As in the Brexit vote a year ago, exasperated working-class people supported whichever option the status quo liked least. Britain is broken. Returning to the places I grew up the decay is obvious.
When I was a kid, shopping trips to Oxford were a treat. Today the university spires are unchanged, but the streets are dirty and littered. Shoppers step around homeless people in sleeping bags; Most of the night shelters have closed.
My sister-in-law works for the NHS and hasn't had a meaningful pay rise in nearly 10 years.
Privatisation has made a mess of the old British Rail: On my way to Wales a Virgin-run train broke down. An Arriva-run train was randomly cancelled.
Jeremy Corbyn's Labour ran against this decay, and surged because he was able to change the topic of conversation away from "how-to-Brexit". He captured a public mood of frustration that drove Brexit: neglected services, voters who feel ignored and marginalised, rejection of austerity, and more than anything else: a desire for better public services.
Corbyn was relentlessly cheerful. He favoured ill-fitting suits over make-overs, hope over misery, authenticity over spin. It was a rejection of colourless, risk-averse managerialism that has made voters question whether Labour stands for anything at all.
Theresa May's mantra of "strong and stable" leadership emphasised exactly the wrong qualities for these voters. Wags began to call the prime minister "Maybot". Then she backtracked on manifesto promises - especially a form of asset-testing the elderly in long-term care. She couldn't cost her policies, refused to debate Corbyn on TV, and looked awkward in interviews. Maybot became "Maybe Not".
The Conservatives made a seismic miscalculation about their message and where to target it. Predictions that Brexit-voting working class voters would abandon Labour turned out to be wrong. Voters who deserted to UKIP two years ago mostly returned to Labour or Conservative roots, prompting one commentator to ask, "Are UKIP voters still racists if they vote for your party?"
Two months ago experts believed the campaign would be dominated by Brexit. It turned out that Europe hardly got a mention.
The people I went to school with, in a largely working-class area that voted Brexit, liked Labour's anti-austerity message but spontaneously talked about their reservations - seeing Labour as a party of virtue-signallers, university socialists, and Putin apologists.
I heard them repeat tabloid lines about his past "support" for the IRA, although others responded to newspaper attacks by sticking it to Fake News. UK newspapers could not have thrown more support behind the Conservatives and were confounded. No one will be frightened of them again.
And yet the outcome in seats is essentially the same as the result in 2010, when Gordon Brown lost office and took Labour to an historic low-vote share: The Tories still won the most votes this year. Labour still isn't in government.
Labour probably should have won. A few months ago I never believed that was possible. Even his own team began the campaign preparing for heavy defeat. Corbyn looked a shambles, his ideas out of step with voters, his political management inept.
What I was wrong about was the appeal of his unorthodoxy. In contrast to Hillary Clinton's campaign in the US last year (and perhaps similarly to President Trump's campaign), working-class UK voters were attracted to leadership that conveyed, "I hold my views so sincerely that I am prepared to go down to defeat if you don't agree."
Frustrated voters prefer candidates who are prepared to lose, rather than leaders who sandpaper the edges off flexible views in order to win at all costs.

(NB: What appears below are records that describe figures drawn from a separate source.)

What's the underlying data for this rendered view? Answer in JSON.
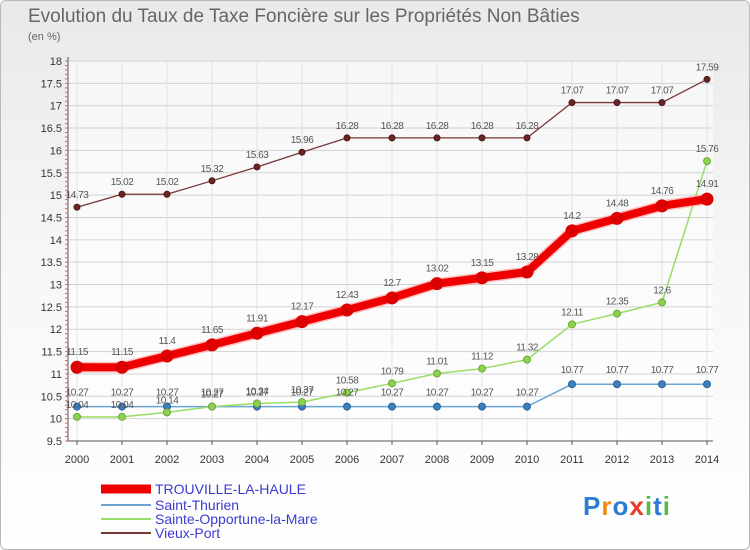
{
  "header": {
    "title": "Evolution du Taux de Taxe Foncière sur les Propriétés Non Bâties",
    "unit": "(en %)"
  },
  "logo": {
    "text": "Proxiti",
    "letters": [
      "P",
      "r",
      "o",
      "x",
      "i",
      "t",
      "i"
    ],
    "colors": [
      "#2e7bd4",
      "#f08a14",
      "#2e7bd4",
      "#e8392b",
      "#58b947",
      "#2e7bd4",
      "#58b947"
    ]
  },
  "chart_data": {
    "type": "line",
    "title": "Evolution du Taux de Taxe Foncière sur les Propriétés Non Bâties",
    "ylabel": "(en %)",
    "xlabel": "",
    "ylim": [
      9.5,
      18
    ],
    "yticks": [
      "9.5",
      "10",
      "10.5",
      "11",
      "11.5",
      "12",
      "12.5",
      "13",
      "13.5",
      "14",
      "14.5",
      "15",
      "15.5",
      "16",
      "16.5",
      "17",
      "17.5",
      "18"
    ],
    "x": [
      "2000",
      "2001",
      "2002",
      "2003",
      "2004",
      "2005",
      "2006",
      "2007",
      "2008",
      "2009",
      "2010",
      "2011",
      "2012",
      "2013",
      "2014"
    ],
    "legend_position": "bottom-left",
    "series": [
      {
        "name": "TROUVILLE-LA-HAULE",
        "color": "#ee0000",
        "values": [
          11.15,
          11.15,
          11.4,
          11.65,
          11.91,
          12.17,
          12.43,
          12.7,
          13.02,
          13.15,
          13.28,
          14.2,
          14.48,
          14.76,
          14.91
        ],
        "labels": [
          "11.15",
          "11.15",
          "11.4",
          "11.65",
          "11.91",
          "12.17",
          "12.43",
          "12.7",
          "13.02",
          "13.15",
          "13.28",
          "14.2",
          "14.48",
          "14.76",
          "14.91"
        ]
      },
      {
        "name": "Saint-Thurien",
        "color": "#6aa4d3",
        "values": [
          10.27,
          10.27,
          10.27,
          10.27,
          10.27,
          10.27,
          10.27,
          10.27,
          10.27,
          10.27,
          10.27,
          10.77,
          10.77,
          10.77,
          10.77
        ],
        "labels": [
          "10.27",
          "10.27",
          "10.27",
          "10.27",
          "10.27",
          "10.27",
          "10.27",
          "10.27",
          "10.27",
          "10.27",
          "10.27",
          "10.77",
          "10.77",
          "10.77",
          "10.77"
        ]
      },
      {
        "name": "Sainte-Opportune-la-Mare",
        "color": "#99dd66",
        "values": [
          10.04,
          10.04,
          10.14,
          10.27,
          10.34,
          10.37,
          10.58,
          10.79,
          11.01,
          11.12,
          11.32,
          12.11,
          12.35,
          12.6,
          15.76
        ],
        "labels": [
          "10.04",
          "10.04",
          "10.14",
          "10.27",
          "10.34",
          "10.37",
          "10.58",
          "10.79",
          "11.01",
          "11.12",
          "11.32",
          "12.11",
          "12.35",
          "12.6",
          "15.76"
        ]
      },
      {
        "name": "Vieux-Port",
        "color": "#7a3535",
        "values": [
          14.73,
          15.02,
          15.02,
          15.32,
          15.63,
          15.96,
          16.28,
          16.28,
          16.28,
          16.28,
          16.28,
          17.07,
          17.07,
          17.07,
          17.59
        ],
        "labels": [
          "14.73",
          "15.02",
          "15.02",
          "15.32",
          "15.63",
          "15.96",
          "16.28",
          "16.28",
          "16.28",
          "16.28",
          "16.28",
          "17.07",
          "17.07",
          "17.07",
          "17.59"
        ]
      }
    ]
  }
}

In the UK they want to end failed austerity policies that have destroyed public services and damaged the British economy. Britain was also broken two years ago, when the Conservatives increased their vote. What changed this time was a Tory campaign of historic uselessness.
The parallels with New Zealand are limited because, here, far more voters are inclined to say the country is on the right track. But it's fair to say that if Corbyn had unified Labour before this election, Labour would be the government there now.
That's not the kind of unity that stifles dissent, but unity that is earned through it, where diversity of ideas is encouraged as much as diversity.
In the pursuit of political purity, talented and appealing centrists MPs (some of whom massively increased their vote share on election night) had been sent to the back benches or retreated there. They need to come back into the shadow cabinet, and be welcomed when they do.
Labour could unite now in a way it hasn't been able to since the early Blair years.
I expect the Conservatives to struggle, having lost moral authority to lead, ideologically unable to respond to the public mood, and overwhelmed by the complexity of Brexit negotiations.
The next election could be Labour's to win.
Josie Pagani is a centre-left political commentator and former New Zealand Labour Party candidate.